The garden really comes into its own by early July. After months of excessive care, problem solving, and troubleshooting, my time spent in the garden at this point is – for the most part – relaxed. I can simply sit on the back deck and look at it. I can wander amongst the raised beds and take notice of just-opened calendula and about-to-open sunflowers. I can make guesses as to when those green tomatoes will transform into red orbs. It’s at this point in the season, every year since I’ve gardened, that I find myself wondering if there’s more I should be doing. I suppose when you spend an entire spring seeding, potting up, setting up slug and pill bug bait, laying protective netting, and hammering in stakes for trellises, it’s natural to feel confused that this period in July is simply about enjoyment.

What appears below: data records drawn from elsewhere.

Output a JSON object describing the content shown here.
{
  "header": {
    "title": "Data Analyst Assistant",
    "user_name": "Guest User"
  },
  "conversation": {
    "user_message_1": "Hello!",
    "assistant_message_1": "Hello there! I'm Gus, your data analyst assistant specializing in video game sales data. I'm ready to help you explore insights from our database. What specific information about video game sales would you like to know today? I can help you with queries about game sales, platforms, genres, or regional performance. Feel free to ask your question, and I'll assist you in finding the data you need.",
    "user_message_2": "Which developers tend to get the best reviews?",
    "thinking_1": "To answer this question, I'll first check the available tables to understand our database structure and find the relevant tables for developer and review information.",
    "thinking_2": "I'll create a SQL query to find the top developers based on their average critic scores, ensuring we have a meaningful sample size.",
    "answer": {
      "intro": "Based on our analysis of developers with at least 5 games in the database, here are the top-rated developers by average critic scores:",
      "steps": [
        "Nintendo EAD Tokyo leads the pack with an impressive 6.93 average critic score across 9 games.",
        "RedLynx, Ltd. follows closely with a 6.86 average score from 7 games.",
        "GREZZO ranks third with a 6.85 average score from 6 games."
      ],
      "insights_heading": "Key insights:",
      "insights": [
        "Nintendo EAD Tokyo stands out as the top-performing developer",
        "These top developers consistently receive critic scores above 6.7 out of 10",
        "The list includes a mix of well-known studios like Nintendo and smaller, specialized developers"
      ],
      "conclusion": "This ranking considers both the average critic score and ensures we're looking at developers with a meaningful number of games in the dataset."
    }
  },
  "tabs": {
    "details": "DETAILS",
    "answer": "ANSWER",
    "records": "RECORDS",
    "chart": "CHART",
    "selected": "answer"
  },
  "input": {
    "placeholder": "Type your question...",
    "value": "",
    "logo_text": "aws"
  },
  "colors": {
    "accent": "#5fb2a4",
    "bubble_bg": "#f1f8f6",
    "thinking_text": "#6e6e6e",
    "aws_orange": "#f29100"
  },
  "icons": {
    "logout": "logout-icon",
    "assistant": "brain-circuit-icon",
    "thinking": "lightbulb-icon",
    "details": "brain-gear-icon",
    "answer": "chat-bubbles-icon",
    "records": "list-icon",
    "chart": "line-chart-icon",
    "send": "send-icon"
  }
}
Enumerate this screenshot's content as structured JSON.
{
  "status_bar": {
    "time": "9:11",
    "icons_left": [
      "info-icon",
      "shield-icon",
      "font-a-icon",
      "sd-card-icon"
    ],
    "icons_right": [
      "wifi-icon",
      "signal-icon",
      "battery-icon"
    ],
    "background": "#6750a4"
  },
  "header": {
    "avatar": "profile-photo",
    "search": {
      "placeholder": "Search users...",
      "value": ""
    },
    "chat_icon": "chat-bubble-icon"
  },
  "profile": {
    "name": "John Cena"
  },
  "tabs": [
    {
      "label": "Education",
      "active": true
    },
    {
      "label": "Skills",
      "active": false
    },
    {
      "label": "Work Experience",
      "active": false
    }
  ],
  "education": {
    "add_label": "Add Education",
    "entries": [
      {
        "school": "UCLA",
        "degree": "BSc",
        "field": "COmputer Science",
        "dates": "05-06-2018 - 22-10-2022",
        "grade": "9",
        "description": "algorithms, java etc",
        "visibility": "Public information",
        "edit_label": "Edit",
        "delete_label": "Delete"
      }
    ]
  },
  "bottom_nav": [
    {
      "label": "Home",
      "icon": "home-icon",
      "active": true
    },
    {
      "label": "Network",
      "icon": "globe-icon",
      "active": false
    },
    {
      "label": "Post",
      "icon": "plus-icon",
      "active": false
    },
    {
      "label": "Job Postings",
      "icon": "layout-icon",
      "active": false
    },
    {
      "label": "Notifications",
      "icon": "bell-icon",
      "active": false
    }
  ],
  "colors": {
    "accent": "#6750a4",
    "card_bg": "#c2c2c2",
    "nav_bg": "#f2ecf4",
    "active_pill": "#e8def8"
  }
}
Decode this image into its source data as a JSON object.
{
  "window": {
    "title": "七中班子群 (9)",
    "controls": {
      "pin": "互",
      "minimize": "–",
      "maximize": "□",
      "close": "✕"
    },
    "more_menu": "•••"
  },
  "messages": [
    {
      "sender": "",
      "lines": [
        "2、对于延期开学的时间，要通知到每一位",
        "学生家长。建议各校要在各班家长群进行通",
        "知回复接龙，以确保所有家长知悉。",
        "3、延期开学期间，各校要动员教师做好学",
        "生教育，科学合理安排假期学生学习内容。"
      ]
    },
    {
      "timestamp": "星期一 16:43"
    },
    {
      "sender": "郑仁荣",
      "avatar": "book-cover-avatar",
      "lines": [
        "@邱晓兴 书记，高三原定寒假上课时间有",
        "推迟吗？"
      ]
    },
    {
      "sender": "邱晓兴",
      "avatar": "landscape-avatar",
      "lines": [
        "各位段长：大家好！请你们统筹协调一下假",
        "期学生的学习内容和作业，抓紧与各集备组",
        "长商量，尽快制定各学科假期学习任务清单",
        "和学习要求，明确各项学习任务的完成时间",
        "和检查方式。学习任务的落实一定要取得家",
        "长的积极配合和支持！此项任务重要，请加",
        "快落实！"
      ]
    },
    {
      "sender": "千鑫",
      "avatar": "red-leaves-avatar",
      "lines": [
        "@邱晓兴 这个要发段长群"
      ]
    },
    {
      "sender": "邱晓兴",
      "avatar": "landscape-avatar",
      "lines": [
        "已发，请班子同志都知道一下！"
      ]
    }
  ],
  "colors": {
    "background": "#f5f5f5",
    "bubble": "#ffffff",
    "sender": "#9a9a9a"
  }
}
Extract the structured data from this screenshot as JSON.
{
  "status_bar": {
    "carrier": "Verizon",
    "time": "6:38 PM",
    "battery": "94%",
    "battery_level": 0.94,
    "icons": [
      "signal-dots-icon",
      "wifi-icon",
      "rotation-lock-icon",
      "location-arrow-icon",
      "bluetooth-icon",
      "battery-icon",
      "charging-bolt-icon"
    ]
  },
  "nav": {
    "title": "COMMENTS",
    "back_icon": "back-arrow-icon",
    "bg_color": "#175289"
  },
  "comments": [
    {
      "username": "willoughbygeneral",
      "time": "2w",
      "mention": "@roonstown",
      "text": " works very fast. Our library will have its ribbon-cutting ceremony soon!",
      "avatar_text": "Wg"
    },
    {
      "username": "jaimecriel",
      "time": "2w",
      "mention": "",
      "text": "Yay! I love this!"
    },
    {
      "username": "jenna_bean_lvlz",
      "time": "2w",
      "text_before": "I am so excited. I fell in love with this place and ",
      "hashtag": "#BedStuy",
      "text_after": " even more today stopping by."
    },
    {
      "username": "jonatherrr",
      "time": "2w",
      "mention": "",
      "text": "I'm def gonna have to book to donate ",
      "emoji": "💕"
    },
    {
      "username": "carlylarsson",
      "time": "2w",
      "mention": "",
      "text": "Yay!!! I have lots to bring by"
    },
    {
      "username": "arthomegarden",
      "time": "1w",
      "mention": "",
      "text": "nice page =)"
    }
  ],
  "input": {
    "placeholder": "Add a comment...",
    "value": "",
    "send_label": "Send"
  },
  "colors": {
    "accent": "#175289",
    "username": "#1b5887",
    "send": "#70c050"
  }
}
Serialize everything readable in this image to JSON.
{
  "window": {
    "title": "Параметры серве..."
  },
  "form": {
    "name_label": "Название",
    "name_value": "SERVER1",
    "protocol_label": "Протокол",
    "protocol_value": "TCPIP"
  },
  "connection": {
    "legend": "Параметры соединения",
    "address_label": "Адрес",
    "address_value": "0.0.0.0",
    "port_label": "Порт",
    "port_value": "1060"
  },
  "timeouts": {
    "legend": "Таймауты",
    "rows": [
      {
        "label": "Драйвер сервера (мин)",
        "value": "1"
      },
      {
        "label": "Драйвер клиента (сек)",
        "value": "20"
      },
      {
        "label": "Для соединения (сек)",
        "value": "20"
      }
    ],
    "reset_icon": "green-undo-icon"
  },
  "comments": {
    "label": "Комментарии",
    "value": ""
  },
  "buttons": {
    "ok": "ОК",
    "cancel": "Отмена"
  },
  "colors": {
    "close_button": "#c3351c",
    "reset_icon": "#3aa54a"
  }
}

Zen wisdom states that nothing is permanent. Times of prosperity, of happiness, of health will be followed by difficulties, sadness, and challenges. This isn’t up for debate; it’s the cycle of being alive. Zen practitioners focus their breath and awareness on being fully present in every state, uncomfortable or otherwise, recognizing that while one can’t control outside forces, one can recognize what’s actually happening and the corresponding emotion.
I water, examine, assess, and enjoy my garden daily, and yet it wasn’t until I started editing these photos snapped two weeks ago that I realized how much had changed in a short amount of time. These pictures are entirely out of date. The lettuce in the first picture was removed shortly after that picture was taken, and the bed has since been replaced by squash and seeded with runner beans. The cute little perky kale plants are now towering leafy trees. The beets are close to being harvestable and the butterhead lettuce is double in size; despite eating a head each night, we really should be eating two – we have so much lettuce!